- Many in the value chain observe that to sustain its respected coffee brand in the global market, Kenya needs to revitalise the sector in all areas.
- As in many parts of the world, women and the youth play a vital role in smallholder agriculture in Kenya.
- Unfortunately, men have traditionally dominated coffee farming, with women and the youth playing limited roles as helpers of their husbands or fathers.
Kenya’s Arabica is considered one of the world’s finest coffees and is revered by consumers across the world. Its popularity is also crucial to the Kenyan economy, with the coffee sub-sector being the fifth foreign exchange earner after tourism, tea, horticulture, and remittances from Kenyans in the diaspora.
For more than five decades, coffee has played a crucial role in Kenyans’ lives, with the industry supporting the livelihoods of about 60 percent of the Kenyan rural population.
However, in recent times, the loss of interest from youth in farming, coupled with several other factors, including climatic changes have resulted in decreased coffee production to the current 40,000 tonnes per year down from 130,000 in previous decades.
Many in the value chain observe that to sustain its respected coffee brand in the global market, Kenya needs to revitalise the sector in all areas, including making it attractive to a new generation of farmers and more so empowering women and youth to play a crucial role in both farming and leading farmer co-operatives.
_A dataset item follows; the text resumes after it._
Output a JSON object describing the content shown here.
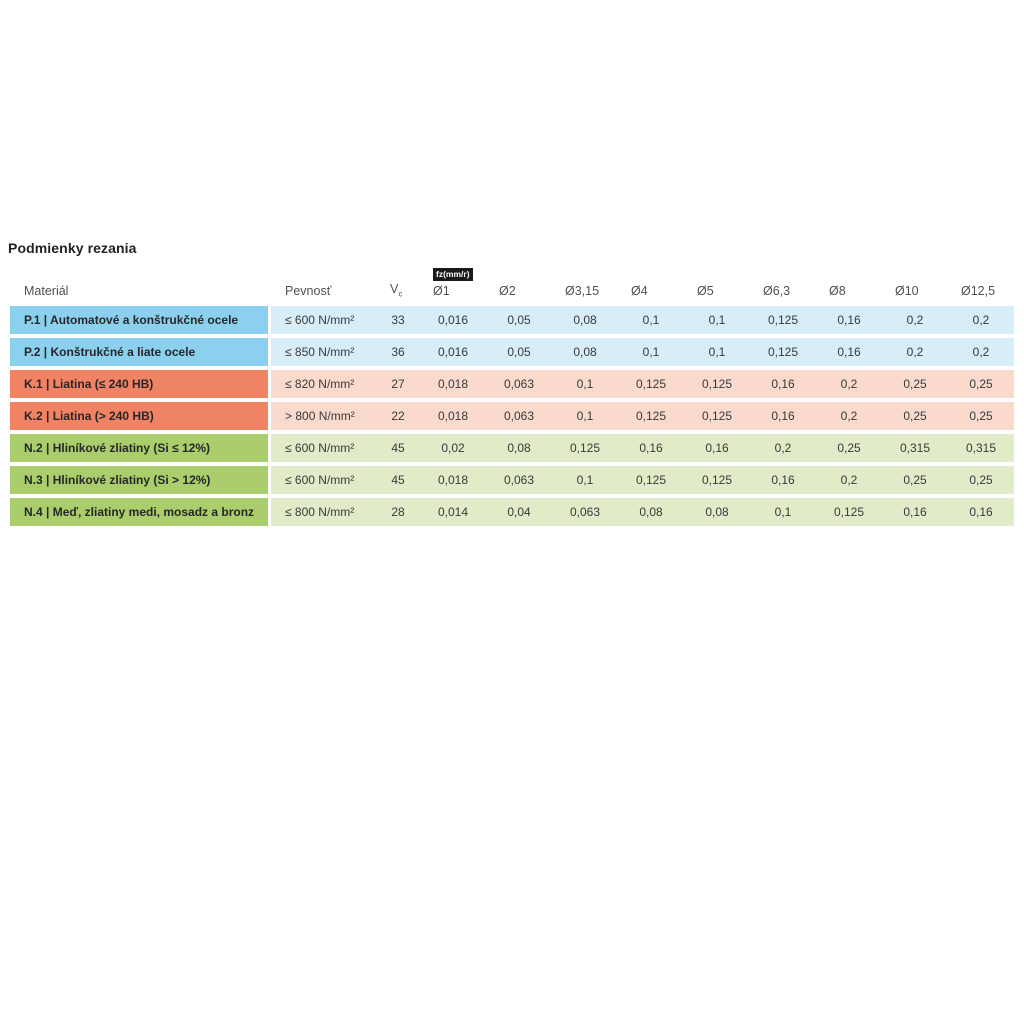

As in many parts of the world, women and the youth play a vital role in smallholder agriculture in Kenya. Unfortunately, men have traditionally dominated coffee farming, with women and the youth playing limited roles as helpers of their husbands or fathers.
This has subsequently excluded them from decision-making and seen them earn less coffee revenues in comparison to the men.
Women and youth coffee farmers in Kenya have also been restricted by arable land access. This is because land is seen as a man’s asset, and the eldest man in the family does not like to cede control or agricultural decisions to women or younger men.
Women and the youth need access to land to invest in farming and more specifically coffee. Coffee plants take around four years to bear fruit, so women and young farmers need to start planting early on in their careers to see economic returns later in life.
According to a report by the Food and Agriculture Organisation (FAO), if women had the same access to resources like land and credit as men, global malnutrition would fall by 12 percent, agricultural output would rise by up to four percent and global GDP would rise by $28 trillion.
It is important that women and the youth are not overlooked in efforts to bring back Kenyan coffee’s lost glory.
One of the ways of revamping the sector is working with farmer cooperatives to offer training and technical support to coffee households.
This would, mong other benefits, see farmers improve business skills and management know-how for running their farms more efficiently.
Increasing yield and enhancing the quality is crucial as higher production translates into more income for the farmers, which enables them to provide their families with better education, good food, and a quality standard of living.
To save the environment, farmers need knowledge on processing methods, farm waste reduction and efficient use of water.